Comment by christophilus

4 years ago

I’ve seen it at least as many times, too. Most of the time, the optimization is pretty obvious. Adding an index to a query, or using basic dynamic programming techniques, or changing data structures to optimize a loop’s lookups.

I can’t think of a counter example, actually (where a brutally slow system I was working on wasn’t fairly easily optimized into adequate performance).

It is nice when a program can be significantly sped up by a local change like that but this is not always the case.

To go truly fast, you need to unleash the full potential of the hardware and doing it can require re-architecting the system from the ground up. For example, both postgres and clickhouse can do `select sum(field1) from table group by field2`, but clickhouse will be 100x faster and no amount of microoptimizations in postgres will change that.

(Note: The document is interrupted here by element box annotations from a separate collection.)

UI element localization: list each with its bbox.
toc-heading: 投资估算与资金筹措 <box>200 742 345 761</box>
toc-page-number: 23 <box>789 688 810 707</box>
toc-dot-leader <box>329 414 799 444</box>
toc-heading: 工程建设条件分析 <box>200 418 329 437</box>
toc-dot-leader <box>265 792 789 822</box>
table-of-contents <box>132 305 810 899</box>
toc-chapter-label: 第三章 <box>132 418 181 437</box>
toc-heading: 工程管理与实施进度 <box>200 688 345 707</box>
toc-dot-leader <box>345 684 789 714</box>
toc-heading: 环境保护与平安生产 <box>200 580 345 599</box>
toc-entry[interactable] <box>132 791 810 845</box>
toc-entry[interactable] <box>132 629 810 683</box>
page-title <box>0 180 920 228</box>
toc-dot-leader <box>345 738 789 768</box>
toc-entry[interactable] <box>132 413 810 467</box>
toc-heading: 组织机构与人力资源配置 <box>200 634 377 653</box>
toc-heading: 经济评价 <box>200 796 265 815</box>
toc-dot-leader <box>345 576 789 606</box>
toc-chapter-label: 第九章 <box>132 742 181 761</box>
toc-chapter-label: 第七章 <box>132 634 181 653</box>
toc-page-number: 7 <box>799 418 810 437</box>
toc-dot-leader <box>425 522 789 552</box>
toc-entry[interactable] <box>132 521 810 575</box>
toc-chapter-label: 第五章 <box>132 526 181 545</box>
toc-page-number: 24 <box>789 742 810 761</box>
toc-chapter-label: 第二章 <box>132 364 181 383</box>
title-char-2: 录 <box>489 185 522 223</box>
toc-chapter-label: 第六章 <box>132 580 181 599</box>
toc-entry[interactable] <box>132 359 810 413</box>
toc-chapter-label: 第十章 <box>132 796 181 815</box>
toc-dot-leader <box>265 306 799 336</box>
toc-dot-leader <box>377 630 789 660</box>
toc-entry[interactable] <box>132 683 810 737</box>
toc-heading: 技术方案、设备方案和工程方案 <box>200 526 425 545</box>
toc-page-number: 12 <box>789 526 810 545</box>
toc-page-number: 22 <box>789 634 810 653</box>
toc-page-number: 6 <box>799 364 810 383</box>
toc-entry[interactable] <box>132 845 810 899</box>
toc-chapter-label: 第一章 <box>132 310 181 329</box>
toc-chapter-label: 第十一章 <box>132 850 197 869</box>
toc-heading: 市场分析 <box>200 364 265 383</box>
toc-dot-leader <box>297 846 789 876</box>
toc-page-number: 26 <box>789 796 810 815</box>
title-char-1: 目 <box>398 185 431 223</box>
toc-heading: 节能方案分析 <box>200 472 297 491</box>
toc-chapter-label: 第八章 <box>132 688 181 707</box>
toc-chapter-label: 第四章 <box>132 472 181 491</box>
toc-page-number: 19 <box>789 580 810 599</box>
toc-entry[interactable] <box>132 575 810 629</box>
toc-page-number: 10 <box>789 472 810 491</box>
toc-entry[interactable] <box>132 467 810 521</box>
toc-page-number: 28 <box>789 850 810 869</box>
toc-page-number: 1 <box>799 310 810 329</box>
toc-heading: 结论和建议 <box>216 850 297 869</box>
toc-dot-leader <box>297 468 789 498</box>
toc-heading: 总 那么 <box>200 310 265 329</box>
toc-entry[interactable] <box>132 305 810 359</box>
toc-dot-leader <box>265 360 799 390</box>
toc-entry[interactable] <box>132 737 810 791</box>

  • No argument from me. I’m just pointing out that it’s wrong to assert that programmers are general incorrect when they say something can be optimized. Many times in my career, optimizations were trivial to implement, and the impact was massive. There have been a few times when the optimization was impossible without a major rearchitecture, but those times were rare.

Yah, was going to say something like this. I've fixed these problems a few times, and I don't really think any of them were particularly hard. That is because if your the first person to look at something with an eye to performance there is almost always some low hanging fruit that will gain a lot of perf. Being the 10th person to look at it, or attack something that is widely viewed as algorithmically at its limit OTOH is a different problem.

I'm not even sure it takes an "experienced" engineer, one of my first linux patches was simply to remove a goto, which dropped an exponential factor from something, and changed it from "slow" to imperceptible.